A color display device wherein polarization components have different incident angles with respect to the reflective display device. 3. A first and a second reflective display device operating in a birefringent mode, a single light source for supplying read-out light to the first and the second reflective display devices, and the light source. Means for separating the light radiated from the light into three primary color lights of a first primary color light, a second primary color light, and a third primary color light; P
What is claimed is: 1. A two-panel color display device comprising at least a polarizing beam splitter for separating light into a polarized light component, wherein the two reflective display devices are respectively a first color pixel modulating a first primary color light and a second color pixel. The second modulating the primary light of the second
And at least a plurality of unit pixels, each of which includes a first color pixel and a third color pixel that modulates the third primary color light, and a plurality of microlenses that selectively focus each primary color light on the corresponding color pixel. And a first dichroic mirror that reflects the first primary color light in a first direction and transmits the second and third primary color lights, and a second dichroic mirror that transmits the second primary color light to a second direction. A second dichroic mirror that reflects light in a third direction and transmits the third primary color light, and a third dichroic mirror or a total reflection mirror that reflects the third primary color light in a third direction. The splitter includes a first primary color light reflected by the first dichroic mirror in the first direction, a second primary color light reflected by the second dichroic mirror in the second direction, and a third primary color light. The dichroic mirror or the total reflection mirror 3 third reflected in the direction of
A color display device configured to reflect the S-polarized component of the primary color light and guide the same to the first reflective display device, and transmit the P-polarized component to guide the second reflective display device to the second reflective display device. 4. The two reflection type display devices according to claim 1, wherein the first color pixel, the second color pixel, and the third color pixel are sequentially arranged in a horizontal direction at a constant period and arranged in the same direction in a vertical direction.
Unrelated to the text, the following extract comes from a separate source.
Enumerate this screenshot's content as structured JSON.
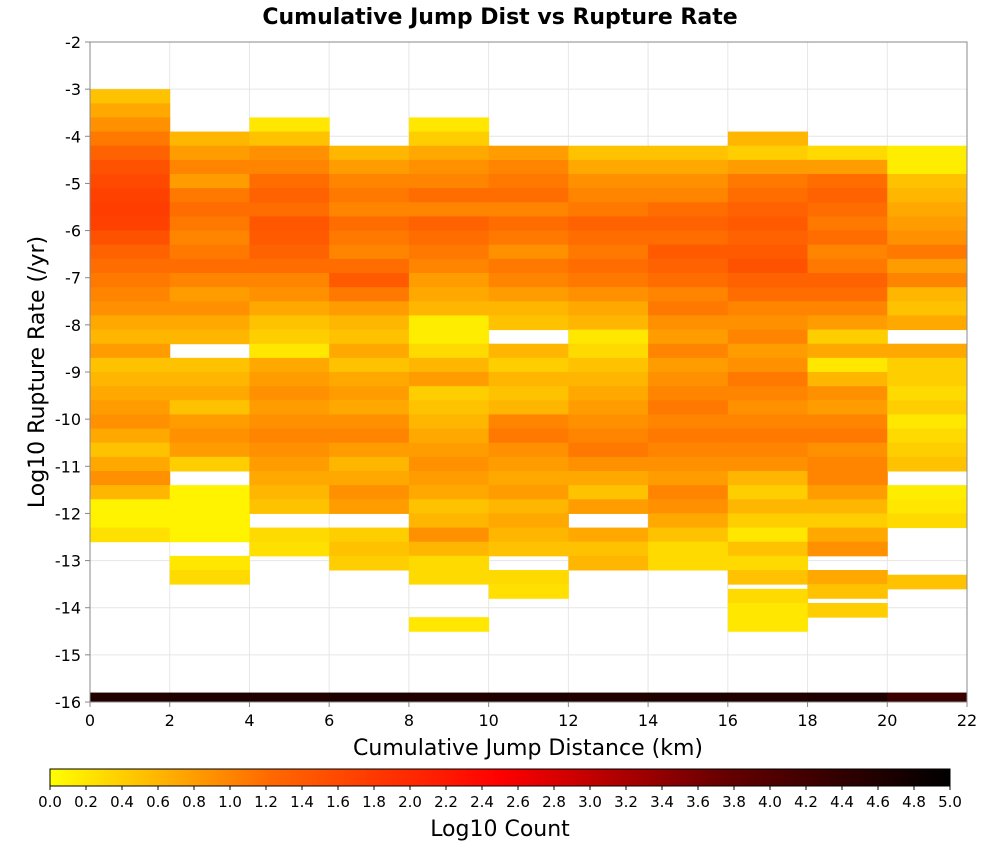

Wherein the second reflective display device is equivalently shifted in the horizontal direction by 0.5 times the fixed period with respect to the first reflective display device. The color display device according to claim 3. 5. The two reflection type display devices include: an odd-numbered row in which a first color pixel, a second color pixel, and a third color pixel are sequentially arranged in the horizontal direction at a constant period; A pixel consisting of a first color pixel, a second color pixel, and a third color pixel, which are arranged in the horizontal direction by 0.5 times the fixed period and are arranged in the horizontal direction in order at the fixed period. 4. The color display according to claim 3, wherein each of the arrays has an arrangement, and the second reflective display device is vertically displaced from the first reflective display device by one line equivalently. apparatus. 6. An odd-numbered row in which a first color pixel, a second color pixel, and a third color pixel are sequentially arranged in a horizontal direction at a constant period, and A pixel consisting of a first color pixel, a second color pixel, and a third color pixel, which are arranged in the horizontal direction by 0.5 times the fixed period and are arranged in the horizontal direction in order at the fixed period. 2. An arrangement according to claim 1, wherein said second reflection type display device is disposed equivalently to said first reflection type display device by 0.5 times said fixed period in a horizontal direction. 3. The color display device according to 3.